Reliability had been great too. You could say I set the bar pretty low with my past beaters, but very little has gone wrong with this truck. My beaters also taught me what goes wrong after a lifetime of neglect and deferred maintenance so I’ve maintained this truck religiously. I also clean it regularly and polish it once a year; I know that Toyotas have a tendency to dissolve. Only three things have broken so far and two were covered by warranty. Squeaky rear leaf springs and a defective wheel bearing were covered, with the bearing getting replaced 500 kms before the warranty was up. The other repair was the A/C compressor clutch which was the only time I had to bring it into a shop and pay someone, even then it was $400 after I found the part cheap online.
I’ve planned on many, but the only real modification I’ve performed is adding the FJ Cruiser TRD black rims for my summer tires. The stereo could use some attention. I’d like to add some fog lights and rear suspension airbags would be nice too.
If there’s one minor issue that bothers me, it’s that the seating position is just slightly off. It’s never an issue for short drives, but I’ve noticed on my many long distance trips that my elbows get slightly sore from the too-hard console and door panel armrests. I’ve noticed this on my wife’s 2007 Matrix as well. Nothing worth getting worked up about but not everything’s perfect.
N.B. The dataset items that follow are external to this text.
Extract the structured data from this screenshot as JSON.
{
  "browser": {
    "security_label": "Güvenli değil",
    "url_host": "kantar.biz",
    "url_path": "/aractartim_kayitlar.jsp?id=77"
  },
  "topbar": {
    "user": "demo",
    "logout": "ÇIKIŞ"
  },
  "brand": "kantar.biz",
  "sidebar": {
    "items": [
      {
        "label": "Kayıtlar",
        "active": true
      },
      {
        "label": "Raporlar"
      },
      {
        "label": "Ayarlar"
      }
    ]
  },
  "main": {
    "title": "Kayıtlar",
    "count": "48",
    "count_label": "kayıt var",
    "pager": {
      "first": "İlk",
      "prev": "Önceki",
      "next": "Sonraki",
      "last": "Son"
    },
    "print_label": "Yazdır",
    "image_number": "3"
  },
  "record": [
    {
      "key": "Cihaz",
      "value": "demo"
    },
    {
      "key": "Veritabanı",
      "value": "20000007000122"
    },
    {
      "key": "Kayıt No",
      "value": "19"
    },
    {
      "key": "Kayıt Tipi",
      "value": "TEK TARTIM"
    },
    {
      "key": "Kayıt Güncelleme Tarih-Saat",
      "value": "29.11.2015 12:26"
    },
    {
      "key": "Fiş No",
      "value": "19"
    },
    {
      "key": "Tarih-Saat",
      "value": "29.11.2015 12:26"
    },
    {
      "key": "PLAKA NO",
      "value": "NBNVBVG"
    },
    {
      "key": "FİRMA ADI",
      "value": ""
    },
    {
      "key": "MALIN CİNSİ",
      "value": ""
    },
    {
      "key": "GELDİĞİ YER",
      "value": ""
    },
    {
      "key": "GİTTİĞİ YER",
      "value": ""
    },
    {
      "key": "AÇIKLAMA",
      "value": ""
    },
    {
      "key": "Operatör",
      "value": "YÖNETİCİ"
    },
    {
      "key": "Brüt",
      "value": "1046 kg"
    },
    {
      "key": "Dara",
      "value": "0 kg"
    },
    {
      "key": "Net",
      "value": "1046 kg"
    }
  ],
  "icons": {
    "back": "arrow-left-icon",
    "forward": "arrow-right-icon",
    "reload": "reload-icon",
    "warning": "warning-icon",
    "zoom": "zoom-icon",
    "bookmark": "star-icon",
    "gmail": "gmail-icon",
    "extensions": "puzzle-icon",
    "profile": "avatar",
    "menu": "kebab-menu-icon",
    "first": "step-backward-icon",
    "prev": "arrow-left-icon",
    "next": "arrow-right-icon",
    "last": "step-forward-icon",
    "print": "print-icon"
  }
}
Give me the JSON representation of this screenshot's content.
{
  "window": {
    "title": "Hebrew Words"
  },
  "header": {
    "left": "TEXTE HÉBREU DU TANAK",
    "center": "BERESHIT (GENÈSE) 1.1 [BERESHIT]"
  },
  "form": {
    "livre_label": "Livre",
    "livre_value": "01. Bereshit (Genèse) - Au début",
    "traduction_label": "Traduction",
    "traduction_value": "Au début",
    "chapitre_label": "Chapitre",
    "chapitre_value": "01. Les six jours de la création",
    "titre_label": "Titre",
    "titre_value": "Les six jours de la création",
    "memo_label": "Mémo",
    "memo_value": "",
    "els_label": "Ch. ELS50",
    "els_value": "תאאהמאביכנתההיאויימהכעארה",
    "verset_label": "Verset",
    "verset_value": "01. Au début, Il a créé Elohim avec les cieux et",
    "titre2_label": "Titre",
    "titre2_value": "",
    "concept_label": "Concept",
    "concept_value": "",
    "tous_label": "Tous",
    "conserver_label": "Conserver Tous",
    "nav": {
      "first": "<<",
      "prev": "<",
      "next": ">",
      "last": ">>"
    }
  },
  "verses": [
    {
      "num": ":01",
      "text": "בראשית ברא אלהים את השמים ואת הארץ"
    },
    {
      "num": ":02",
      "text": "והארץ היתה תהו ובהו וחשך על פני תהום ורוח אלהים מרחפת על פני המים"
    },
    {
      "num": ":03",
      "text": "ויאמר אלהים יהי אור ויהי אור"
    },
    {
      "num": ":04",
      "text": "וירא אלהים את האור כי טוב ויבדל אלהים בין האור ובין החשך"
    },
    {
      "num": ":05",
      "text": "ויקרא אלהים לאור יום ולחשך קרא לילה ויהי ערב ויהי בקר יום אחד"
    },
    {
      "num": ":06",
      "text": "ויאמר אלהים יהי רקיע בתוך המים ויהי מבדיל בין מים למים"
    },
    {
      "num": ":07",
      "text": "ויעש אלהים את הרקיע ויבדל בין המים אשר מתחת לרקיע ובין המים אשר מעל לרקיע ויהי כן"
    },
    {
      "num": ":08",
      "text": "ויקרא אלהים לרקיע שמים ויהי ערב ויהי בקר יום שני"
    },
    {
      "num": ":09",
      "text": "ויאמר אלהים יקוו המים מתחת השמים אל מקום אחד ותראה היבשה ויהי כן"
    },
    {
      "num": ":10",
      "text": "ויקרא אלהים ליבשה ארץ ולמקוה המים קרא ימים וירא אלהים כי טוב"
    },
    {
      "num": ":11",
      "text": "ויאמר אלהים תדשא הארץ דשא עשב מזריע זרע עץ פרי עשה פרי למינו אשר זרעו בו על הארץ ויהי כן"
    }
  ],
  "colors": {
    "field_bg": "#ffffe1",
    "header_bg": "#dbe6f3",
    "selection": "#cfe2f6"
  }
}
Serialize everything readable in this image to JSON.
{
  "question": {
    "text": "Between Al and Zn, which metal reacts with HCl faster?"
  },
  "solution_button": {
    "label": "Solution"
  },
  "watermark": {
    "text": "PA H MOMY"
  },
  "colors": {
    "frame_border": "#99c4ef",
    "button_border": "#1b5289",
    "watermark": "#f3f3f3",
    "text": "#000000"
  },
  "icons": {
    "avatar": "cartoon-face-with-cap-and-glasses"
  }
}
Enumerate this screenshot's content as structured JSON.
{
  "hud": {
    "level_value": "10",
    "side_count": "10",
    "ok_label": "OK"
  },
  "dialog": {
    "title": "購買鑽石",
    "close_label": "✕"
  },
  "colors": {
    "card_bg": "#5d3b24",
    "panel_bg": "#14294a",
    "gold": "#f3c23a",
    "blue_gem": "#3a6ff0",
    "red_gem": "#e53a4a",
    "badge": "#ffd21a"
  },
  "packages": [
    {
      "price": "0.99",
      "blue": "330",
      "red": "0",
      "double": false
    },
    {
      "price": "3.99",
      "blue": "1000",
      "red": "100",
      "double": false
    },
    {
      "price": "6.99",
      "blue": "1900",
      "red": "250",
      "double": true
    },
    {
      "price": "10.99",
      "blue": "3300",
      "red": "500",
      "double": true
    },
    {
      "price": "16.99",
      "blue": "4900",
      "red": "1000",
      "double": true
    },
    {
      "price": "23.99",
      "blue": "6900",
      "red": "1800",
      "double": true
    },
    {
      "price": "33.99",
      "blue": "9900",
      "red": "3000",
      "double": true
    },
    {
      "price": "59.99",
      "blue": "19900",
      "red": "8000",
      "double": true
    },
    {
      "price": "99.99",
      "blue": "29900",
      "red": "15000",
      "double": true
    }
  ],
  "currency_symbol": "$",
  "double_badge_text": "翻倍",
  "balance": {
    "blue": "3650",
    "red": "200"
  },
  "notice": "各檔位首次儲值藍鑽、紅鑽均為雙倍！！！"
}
After 15 agonizing months of going without my driver’s license due to a recent epilepsy diagnosis, I regained my driving privileges almost 2 months ago. It’s been an absolute joy to be re-united with my truck that has taunted me from the driveway for a long time now. The freedom of being able to do things for myself instead of having friends and family help out has been re-invigorating. A grin spreads across my face anytime I get behind the wheel now, I will never again take my Driver’s License for granted. The truck hasn’t missed a beat either; I changed the oil and coolant and was good to go.
This truck might be the anti-beater but that doesn’t mean I’m done with beaters. I’ve still got one in the driveway that I’ll cover in a couple of weeks. Having a dependable daily driver has just meant it’s been easier to mess around with other projects. If all goes well, I’ll still be driving my Tacoma when it’s the same age as most of the beaters I’ve owned in the past.